Actually, at a state level at least, not everything is legal except if a statute says it is illegal. For example, the state was stopped by a court because it did not have administrative rules permitting it to transmit voting machine data electronically or over the Internet. A similar situation--the Dept of Health was prevented from cutting some people off of mental health services because there was nothing saying they could do that. Finally, the state was not allowed to cut of Micronesians and others from life-saving dialysis and chemotherapy services because there was nothing saying they could do that.
Old Diver, If we destroy the roots upon which our country is based upon, and became sucessful, we will destroy our country.
To state that enacting and continuing policies that will destroy our country, are "politically necessary" is just so off the mark...
These policies are a part response to 9-11, and they have cast the win into the terrorists hands by destroying the basis of American strength. Continuing this most non-patriotic of all laws is handing victory to the attackers.
Is this not as obvious as the sun comes up tomorrow?
The UK is full of CCTV's and plate/face recog systems.
The people don't seem to have a problem with it.
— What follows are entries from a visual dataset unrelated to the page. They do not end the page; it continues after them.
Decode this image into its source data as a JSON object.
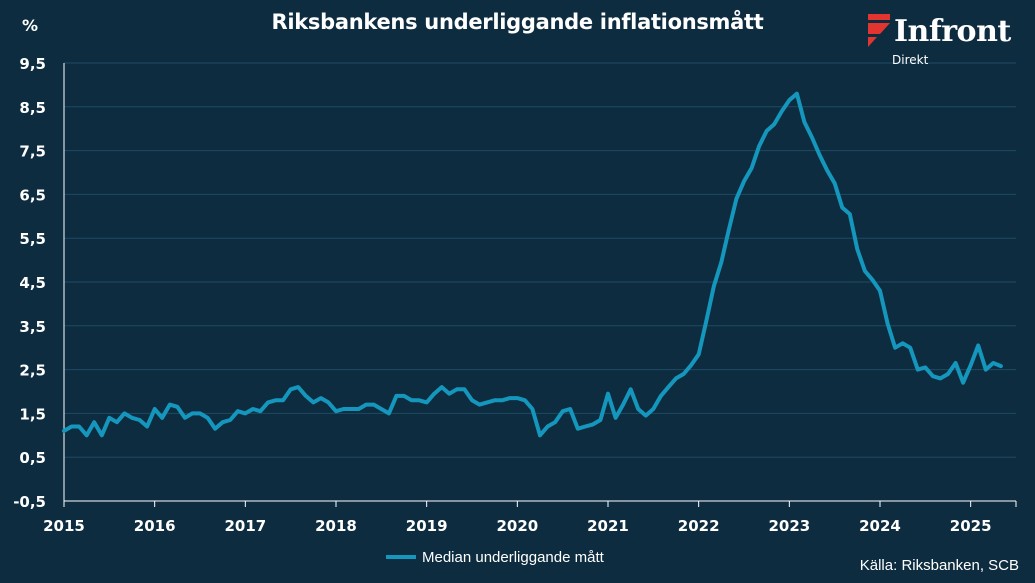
{
  "title": "Riksbankens underliggande inflationsmått",
  "unit_label": "%",
  "logo": {
    "name": "Infront",
    "sub": "Direkt",
    "icon": "infront-flag-logo"
  },
  "source": "Källa: Riksbanken, SCB",
  "colors": {
    "background": "#0d2c40",
    "line": "#1597bd",
    "text": "#ffffff",
    "logo_red": "#e2352f"
  },
  "chart_data": {
    "type": "line",
    "title": "Riksbankens underliggande inflationsmått",
    "ylabel": "%",
    "xlabel": "",
    "x_range": [
      2015.0,
      2025.5
    ],
    "ylim": [
      -0.5,
      9.5
    ],
    "yticks": [
      -0.5,
      0.5,
      1.5,
      2.5,
      3.5,
      4.5,
      5.5,
      6.5,
      7.5,
      8.5,
      9.5
    ],
    "ytick_labels": [
      "-0,5",
      "0,5",
      "1,5",
      "2,5",
      "3,5",
      "4,5",
      "5,5",
      "6,5",
      "7,5",
      "8,5",
      "9,5"
    ],
    "xticks": [
      2015,
      2016,
      2017,
      2018,
      2019,
      2020,
      2021,
      2022,
      2023,
      2024,
      2025
    ],
    "xtick_labels": [
      "2015",
      "2016",
      "2017",
      "2018",
      "2019",
      "2020",
      "2021",
      "2022",
      "2023",
      "2024",
      "2025"
    ],
    "grid": "horizontal",
    "legend_position": "bottom",
    "series": [
      {
        "name": "Median underliggande mått",
        "color": "#1597bd",
        "start": "2015-01",
        "frequency": "monthly",
        "values": [
          1.1,
          1.2,
          1.2,
          1.0,
          1.3,
          1.0,
          1.4,
          1.3,
          1.5,
          1.4,
          1.35,
          1.2,
          1.6,
          1.4,
          1.7,
          1.65,
          1.4,
          1.5,
          1.5,
          1.4,
          1.15,
          1.3,
          1.35,
          1.55,
          1.5,
          1.6,
          1.55,
          1.75,
          1.8,
          1.8,
          2.05,
          2.1,
          1.9,
          1.75,
          1.85,
          1.75,
          1.55,
          1.6,
          1.6,
          1.6,
          1.7,
          1.7,
          1.6,
          1.5,
          1.9,
          1.9,
          1.8,
          1.8,
          1.75,
          1.95,
          2.1,
          1.95,
          2.05,
          2.05,
          1.8,
          1.7,
          1.75,
          1.8,
          1.8,
          1.85,
          1.85,
          1.8,
          1.6,
          1.0,
          1.2,
          1.3,
          1.55,
          1.6,
          1.15,
          1.2,
          1.25,
          1.35,
          1.95,
          1.4,
          1.7,
          2.05,
          1.6,
          1.45,
          1.6,
          1.9,
          2.1,
          2.3,
          2.4,
          2.6,
          2.85,
          3.6,
          4.4,
          4.95,
          5.7,
          6.4,
          6.8,
          7.1,
          7.6,
          7.95,
          8.1,
          8.4,
          8.65,
          8.8,
          8.15,
          7.8,
          7.4,
          7.05,
          6.75,
          6.2,
          6.05,
          5.25,
          4.75,
          4.55,
          4.3,
          3.55,
          3.0,
          3.1,
          3.0,
          2.5,
          2.55,
          2.35,
          2.3,
          2.4,
          2.65,
          2.2,
          2.6,
          3.05,
          2.5,
          2.65,
          2.58
        ]
      }
    ]
  }
}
So what's with us?? An over-exaggerated sense of entitlements and rights???
I think so.
I understand that many do have an issue with surveillance in the UK, but I haven't followed the issue there very closely. My impression on that, and their participation in the Iraq war, etc., is that the people may not have very much control over their own government's actions. Maybe I'm being too simplistic. Of course, what control do we have...
What control do we have? Pretty much nothing except voting and revolutions, and I'm not into revolutions.
I just see where the wind's blowing and where it's likely to blow in the future and "set my sails" accordingly.
I can profit in any situation.
I have been an opponent of the Partiot Act from the beginning and have stated so many times here. I was just explaining why I believe our Congressional Delagation voted the way they did. I was wearing my analysis hat.